Her face was white. That shifting gaze back in
her eyes. "Yes," she whispered.

"Are you sure?"

"Yes," she said again, with some timber in it
now.

"Okay. This is what we know." And then I told
it to her. She listened with a face that transformed itself as the
story went on. Fear and pain slowly changed to anger and finally
resolve. The shipping containers, Ernie Alcantra, the employee
being bribed in Seattle by Sal Moltinaldo's organization, Ellen
Whorley's past, her relationship with Genetassio, the need for an
insider at the Baron Ridge house, I told it all to her. Alex would
have killed me.

When I was done she shook her head. "I just
can't believe that Ellie would help do that to Carolyn."

"But you do believe she could do it to your
husband?" I asked.

She thought about that. "My husband never
warmed up to Ellie. He didn't trust her and she knew it. She always
thought that Red was working against her with Teddy. Jesus...,
Teddy! He won't believe it! He loves her. He can't be involved in
this, right? That she could do this to, to any of us ...
"

"It is certainly possible that Genetassio was
blackmailing her, you know. She marries into this rich family and
he comes back from the past and threatens to expose her. She
doesn't care much for Red anyway. She does what she thinks she has
to do. Ted didn't know, at least we don't believe he did. Maybe she
didn't know anything about Carolyn until after it was over. It
could have happened that way."

"That doesn't matter," she said. "That's
bullshit. She betrayed Red and Carolyn, all of us. She was my
friend. We played tennis and lived in the same house.
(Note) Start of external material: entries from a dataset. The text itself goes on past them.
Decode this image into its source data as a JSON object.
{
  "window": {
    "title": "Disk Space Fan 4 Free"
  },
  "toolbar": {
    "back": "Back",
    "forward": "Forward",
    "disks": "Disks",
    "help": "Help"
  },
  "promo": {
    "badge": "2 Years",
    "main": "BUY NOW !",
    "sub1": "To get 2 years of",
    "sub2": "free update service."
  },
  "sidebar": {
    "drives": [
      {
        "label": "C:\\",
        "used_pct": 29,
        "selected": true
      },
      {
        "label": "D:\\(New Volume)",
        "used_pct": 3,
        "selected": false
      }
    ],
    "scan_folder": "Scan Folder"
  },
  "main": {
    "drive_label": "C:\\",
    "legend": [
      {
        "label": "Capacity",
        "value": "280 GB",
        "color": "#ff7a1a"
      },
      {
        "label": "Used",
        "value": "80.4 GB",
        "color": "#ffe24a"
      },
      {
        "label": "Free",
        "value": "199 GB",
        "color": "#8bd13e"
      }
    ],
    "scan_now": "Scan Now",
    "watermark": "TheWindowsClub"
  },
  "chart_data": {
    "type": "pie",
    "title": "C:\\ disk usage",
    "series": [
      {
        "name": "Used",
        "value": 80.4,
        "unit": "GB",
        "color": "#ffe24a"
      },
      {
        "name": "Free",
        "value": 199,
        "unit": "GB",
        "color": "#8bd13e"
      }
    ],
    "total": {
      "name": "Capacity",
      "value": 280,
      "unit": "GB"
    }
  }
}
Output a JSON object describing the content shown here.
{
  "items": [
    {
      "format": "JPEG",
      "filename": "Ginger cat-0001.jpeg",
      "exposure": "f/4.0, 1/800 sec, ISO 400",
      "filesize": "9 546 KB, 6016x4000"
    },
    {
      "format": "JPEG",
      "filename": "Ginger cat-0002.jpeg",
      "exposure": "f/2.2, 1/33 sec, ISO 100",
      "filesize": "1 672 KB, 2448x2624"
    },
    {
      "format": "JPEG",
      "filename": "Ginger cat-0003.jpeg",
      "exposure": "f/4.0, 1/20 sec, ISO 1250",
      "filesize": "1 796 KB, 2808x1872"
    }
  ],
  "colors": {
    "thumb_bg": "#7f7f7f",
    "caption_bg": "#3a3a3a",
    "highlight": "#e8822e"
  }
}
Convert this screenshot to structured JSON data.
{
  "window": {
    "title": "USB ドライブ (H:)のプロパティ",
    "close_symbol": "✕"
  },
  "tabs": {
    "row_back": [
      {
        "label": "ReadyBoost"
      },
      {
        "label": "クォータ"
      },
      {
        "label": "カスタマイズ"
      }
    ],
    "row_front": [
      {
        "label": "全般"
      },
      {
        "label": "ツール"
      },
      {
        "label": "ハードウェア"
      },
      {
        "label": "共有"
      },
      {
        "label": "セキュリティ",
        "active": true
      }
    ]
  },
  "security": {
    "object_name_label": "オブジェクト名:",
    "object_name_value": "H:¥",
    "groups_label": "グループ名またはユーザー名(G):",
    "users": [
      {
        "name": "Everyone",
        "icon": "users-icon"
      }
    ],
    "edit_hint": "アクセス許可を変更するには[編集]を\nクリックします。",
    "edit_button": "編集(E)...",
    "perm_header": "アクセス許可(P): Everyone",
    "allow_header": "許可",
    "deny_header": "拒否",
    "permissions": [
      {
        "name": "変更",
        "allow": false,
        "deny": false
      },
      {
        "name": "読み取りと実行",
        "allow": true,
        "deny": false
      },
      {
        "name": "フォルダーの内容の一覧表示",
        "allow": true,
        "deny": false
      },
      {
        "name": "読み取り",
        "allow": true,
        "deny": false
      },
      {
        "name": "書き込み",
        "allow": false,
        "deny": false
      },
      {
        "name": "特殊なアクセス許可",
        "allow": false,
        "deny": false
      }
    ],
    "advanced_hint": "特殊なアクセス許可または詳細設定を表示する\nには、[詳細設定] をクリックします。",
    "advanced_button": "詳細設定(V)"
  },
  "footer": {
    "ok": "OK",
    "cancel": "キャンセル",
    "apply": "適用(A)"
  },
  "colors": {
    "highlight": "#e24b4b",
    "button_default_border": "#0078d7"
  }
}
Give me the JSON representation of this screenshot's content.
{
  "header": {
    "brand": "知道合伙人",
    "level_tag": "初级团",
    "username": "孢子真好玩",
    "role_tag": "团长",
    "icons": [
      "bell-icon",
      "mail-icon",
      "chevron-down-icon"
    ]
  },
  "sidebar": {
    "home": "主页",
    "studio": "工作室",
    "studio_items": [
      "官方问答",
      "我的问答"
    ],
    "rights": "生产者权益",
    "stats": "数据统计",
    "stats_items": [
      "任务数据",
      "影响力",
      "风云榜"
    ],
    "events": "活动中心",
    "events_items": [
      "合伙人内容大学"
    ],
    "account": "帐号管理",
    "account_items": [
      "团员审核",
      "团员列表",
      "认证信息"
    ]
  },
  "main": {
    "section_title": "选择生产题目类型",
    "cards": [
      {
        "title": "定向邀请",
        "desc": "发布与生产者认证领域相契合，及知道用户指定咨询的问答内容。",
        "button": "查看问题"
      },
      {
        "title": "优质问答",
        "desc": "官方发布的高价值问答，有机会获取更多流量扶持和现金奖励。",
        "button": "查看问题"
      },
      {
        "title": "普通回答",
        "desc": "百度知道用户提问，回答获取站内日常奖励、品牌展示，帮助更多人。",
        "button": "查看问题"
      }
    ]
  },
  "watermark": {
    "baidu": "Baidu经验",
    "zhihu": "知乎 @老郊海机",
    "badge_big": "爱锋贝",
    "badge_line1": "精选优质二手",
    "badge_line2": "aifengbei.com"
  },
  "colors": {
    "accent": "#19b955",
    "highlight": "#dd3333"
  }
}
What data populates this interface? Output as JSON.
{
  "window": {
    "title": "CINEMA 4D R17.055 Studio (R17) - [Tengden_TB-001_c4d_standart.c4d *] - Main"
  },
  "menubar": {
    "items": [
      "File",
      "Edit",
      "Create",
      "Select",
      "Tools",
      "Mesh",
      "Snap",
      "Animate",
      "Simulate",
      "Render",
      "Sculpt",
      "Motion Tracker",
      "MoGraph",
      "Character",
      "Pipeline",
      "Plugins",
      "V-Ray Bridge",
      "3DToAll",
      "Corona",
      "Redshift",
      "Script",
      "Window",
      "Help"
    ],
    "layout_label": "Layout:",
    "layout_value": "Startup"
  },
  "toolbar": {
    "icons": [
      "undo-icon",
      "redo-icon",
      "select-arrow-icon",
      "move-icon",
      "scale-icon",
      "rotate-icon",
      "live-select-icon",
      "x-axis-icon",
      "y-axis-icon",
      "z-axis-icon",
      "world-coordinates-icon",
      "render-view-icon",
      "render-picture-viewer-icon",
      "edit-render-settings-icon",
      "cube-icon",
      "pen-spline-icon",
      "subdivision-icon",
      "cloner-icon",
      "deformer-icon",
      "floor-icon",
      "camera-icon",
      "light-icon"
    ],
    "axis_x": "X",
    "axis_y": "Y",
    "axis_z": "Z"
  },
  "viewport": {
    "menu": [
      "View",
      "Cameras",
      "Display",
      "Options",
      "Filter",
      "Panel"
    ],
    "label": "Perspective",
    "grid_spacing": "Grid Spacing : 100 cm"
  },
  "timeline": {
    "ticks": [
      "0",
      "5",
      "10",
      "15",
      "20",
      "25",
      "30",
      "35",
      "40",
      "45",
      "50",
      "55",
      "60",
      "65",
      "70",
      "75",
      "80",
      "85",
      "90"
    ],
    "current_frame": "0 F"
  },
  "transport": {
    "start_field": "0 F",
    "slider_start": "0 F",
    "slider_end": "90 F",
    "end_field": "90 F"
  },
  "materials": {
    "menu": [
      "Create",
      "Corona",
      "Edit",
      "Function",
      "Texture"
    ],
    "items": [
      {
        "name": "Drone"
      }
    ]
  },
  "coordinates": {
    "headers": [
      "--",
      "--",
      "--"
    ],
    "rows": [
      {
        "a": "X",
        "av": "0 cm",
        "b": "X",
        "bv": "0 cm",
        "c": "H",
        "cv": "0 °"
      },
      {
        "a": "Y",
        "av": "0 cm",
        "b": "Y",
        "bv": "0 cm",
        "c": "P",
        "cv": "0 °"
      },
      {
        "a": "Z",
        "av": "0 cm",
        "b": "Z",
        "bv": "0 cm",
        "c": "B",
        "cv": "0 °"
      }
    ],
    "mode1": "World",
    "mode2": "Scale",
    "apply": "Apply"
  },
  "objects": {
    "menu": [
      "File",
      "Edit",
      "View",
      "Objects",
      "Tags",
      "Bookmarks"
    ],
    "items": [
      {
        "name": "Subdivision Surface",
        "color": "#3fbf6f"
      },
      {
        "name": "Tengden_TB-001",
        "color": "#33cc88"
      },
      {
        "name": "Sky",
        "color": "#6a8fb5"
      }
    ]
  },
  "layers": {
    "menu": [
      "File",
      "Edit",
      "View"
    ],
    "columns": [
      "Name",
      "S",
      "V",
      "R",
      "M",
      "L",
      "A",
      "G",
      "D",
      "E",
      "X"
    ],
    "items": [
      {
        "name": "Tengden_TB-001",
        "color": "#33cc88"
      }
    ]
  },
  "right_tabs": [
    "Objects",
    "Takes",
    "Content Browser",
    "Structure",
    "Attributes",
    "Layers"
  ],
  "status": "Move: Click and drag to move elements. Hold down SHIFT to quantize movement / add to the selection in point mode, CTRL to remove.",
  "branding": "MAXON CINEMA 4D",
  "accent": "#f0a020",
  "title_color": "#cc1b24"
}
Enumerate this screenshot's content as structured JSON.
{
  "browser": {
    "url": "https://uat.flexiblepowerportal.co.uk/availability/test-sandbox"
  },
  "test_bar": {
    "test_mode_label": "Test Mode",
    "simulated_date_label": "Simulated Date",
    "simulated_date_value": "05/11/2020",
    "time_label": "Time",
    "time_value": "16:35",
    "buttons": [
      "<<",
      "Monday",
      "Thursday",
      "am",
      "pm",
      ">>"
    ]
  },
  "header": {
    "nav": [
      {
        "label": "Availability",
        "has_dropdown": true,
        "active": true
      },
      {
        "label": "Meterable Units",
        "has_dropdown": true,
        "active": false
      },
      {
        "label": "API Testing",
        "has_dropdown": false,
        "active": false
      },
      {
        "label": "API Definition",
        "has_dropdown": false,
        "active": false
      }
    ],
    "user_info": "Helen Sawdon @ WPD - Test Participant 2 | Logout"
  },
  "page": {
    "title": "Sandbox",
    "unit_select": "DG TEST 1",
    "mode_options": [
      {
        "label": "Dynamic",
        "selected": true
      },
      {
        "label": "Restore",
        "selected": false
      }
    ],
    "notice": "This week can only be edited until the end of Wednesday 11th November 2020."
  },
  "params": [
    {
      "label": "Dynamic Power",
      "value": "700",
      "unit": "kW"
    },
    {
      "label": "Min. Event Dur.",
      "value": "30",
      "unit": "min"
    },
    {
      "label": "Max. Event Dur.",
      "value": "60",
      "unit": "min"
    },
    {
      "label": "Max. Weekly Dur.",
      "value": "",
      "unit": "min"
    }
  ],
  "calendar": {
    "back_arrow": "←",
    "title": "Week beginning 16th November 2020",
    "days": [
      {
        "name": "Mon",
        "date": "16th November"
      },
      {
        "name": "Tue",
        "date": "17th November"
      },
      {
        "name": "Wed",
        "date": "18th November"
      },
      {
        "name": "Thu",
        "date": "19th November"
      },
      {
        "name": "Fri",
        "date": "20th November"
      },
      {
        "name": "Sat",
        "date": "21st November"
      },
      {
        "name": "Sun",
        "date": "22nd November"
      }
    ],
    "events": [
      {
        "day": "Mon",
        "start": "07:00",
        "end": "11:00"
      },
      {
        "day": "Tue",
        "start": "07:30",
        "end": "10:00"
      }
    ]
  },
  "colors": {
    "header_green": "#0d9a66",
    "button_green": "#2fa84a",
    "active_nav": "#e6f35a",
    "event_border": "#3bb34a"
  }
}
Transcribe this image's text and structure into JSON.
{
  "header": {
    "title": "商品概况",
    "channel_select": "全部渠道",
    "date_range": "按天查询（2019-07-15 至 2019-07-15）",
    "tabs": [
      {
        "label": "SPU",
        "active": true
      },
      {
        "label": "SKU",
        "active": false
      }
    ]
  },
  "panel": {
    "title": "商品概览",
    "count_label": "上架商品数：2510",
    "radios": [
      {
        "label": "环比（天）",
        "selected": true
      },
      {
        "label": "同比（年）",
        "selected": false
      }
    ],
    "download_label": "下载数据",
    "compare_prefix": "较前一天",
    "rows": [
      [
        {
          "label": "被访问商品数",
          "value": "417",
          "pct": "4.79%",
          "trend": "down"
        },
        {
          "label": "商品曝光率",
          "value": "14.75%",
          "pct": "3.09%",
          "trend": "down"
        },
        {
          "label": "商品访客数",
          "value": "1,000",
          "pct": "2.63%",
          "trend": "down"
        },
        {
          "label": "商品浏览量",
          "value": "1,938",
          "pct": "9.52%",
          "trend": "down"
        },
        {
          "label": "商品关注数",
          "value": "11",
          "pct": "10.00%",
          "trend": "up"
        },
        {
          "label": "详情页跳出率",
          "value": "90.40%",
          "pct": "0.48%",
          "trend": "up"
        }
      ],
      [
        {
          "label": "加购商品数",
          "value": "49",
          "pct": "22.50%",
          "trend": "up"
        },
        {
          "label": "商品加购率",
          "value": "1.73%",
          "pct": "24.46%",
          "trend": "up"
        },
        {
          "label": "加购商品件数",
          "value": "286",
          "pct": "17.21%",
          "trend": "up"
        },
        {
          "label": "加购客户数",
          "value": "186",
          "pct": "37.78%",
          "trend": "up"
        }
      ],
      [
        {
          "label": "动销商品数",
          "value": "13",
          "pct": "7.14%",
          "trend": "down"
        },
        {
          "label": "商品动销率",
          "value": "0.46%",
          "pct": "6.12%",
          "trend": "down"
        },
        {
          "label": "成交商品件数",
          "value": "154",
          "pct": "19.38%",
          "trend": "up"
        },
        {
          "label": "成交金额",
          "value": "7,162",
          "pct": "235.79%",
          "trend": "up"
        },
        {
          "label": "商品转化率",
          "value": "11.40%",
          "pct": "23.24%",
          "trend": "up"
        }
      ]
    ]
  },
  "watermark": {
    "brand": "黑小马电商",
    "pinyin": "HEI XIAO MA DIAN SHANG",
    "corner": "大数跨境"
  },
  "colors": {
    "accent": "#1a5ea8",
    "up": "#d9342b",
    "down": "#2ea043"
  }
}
We ate dinner
together and went shopping together and she murdered my husband.
It's just so unbelievable!"

I sat with her in silence.

"There were traitors everywhere in this. The
man that worked for us that betrayed us and used us to smuggle
drugs, that police chief, Ellie. Its humiliating, I'm so stupid."
Her eyes welled up again but she got her control back and leaned
forward. "There must be another one, an employee of the company I
mean. The one getting the drugs out of the shipments
here."

I nodded. "We'll find him - or her, I
promise."

"So, how do I do this thing? What do I do? Just
be nice to her or something? I might punch her instead." Her face
had changed again, fear maybe, not of Ellie, but of not being able
to do her part, of not being able to look at Ellen Whorley and
smile.

"You have to try to make things seem the same
as they've been, whatever that is now, after everything, you know?
She's probably a little on edge, so she might be already imagining
things. She'll pick up on it if you're acting different towards
her."

"It's funny that you said that. Because I've
only been home a week, and she seems really …I don't know, tense or
something."

"Yeah," I said, "she might be freaking out. My
P.I. went out to the house and rattled her cage a little bit a few
weeks ago. She might be seeing ghosts in the shadows. You have to
seem the same to her, as hard as it is for you. "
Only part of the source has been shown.